Assets and Liabilities without Readily Determinable Values Measured on a Non-recurring Basis
Our equity investments without readily determinable values consist of equity investments in privately held companies. We elected the measurement alternative, defined as cost, less impairments, adjusted for subsequent observable price changes on a prospective basis for certain equity investments without readily determinable fair values and are required to account for any subsequent observable changes in fair value within the statements of operations. These investments are classified as Level 3 within the fair value hierarchy and periodically assessed for impairment when an event or circumstance indicates that a decline in value may have occurred.

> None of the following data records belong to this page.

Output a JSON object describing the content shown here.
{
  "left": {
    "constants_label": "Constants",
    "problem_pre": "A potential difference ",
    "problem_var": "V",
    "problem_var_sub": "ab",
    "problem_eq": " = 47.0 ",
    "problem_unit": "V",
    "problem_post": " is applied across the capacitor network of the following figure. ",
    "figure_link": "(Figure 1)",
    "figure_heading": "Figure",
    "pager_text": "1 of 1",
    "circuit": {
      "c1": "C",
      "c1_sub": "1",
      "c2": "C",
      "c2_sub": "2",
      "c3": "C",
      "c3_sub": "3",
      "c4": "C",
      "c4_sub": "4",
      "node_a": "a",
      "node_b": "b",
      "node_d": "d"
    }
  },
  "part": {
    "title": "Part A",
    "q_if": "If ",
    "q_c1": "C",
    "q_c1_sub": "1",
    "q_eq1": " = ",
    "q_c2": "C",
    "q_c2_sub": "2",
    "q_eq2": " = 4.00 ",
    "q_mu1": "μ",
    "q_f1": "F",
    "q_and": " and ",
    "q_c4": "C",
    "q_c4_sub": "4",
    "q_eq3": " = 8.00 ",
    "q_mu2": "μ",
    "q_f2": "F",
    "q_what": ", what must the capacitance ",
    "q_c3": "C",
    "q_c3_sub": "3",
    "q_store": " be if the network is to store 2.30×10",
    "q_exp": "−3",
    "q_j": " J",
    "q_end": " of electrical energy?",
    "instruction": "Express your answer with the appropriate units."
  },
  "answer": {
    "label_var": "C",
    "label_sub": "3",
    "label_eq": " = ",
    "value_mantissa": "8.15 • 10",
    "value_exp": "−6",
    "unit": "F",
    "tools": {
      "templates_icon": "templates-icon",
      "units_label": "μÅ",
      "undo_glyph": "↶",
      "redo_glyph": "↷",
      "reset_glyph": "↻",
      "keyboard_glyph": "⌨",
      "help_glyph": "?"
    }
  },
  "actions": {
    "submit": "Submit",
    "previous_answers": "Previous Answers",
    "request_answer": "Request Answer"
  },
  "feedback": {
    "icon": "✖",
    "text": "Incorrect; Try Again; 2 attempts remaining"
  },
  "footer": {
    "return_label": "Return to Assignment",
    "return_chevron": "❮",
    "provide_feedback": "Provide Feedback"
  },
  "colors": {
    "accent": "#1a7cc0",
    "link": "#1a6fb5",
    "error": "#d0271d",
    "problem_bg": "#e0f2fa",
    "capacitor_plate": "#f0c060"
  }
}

Impairment losses on equity investments in privately held companies are included in interest and other income (expense), net in the Consolidated Condensed Statement of Operations and were not material during the three months ended January 26, 2025 and January 28, 2024.
Other
The carrying amounts of our financial instruments, including cash and cash equivalents, restricted cash equivalents, accounts receivable, commercial paper notes, and accounts payable and accrued expenses, approximate fair value due to their short maturities. As of January 26, 2025, the aggregate principal amount of long-term senior unsecured notes was $5.5 billion and the estimated fair value was $5.0 billion. As of October 27, 2024, the aggregate principal amount of long-term senior unsecured notes was $5.5 billion and the estimated fair value was $5.1 billion. The estimated fair value of long-term senior unsecured notes is determined by Level 2 inputs and is based primarily on quoted market prices for the same or similar issues. See Note 9 of the Notes to the Consolidated Condensed Financial Statements for further detail of existing debt.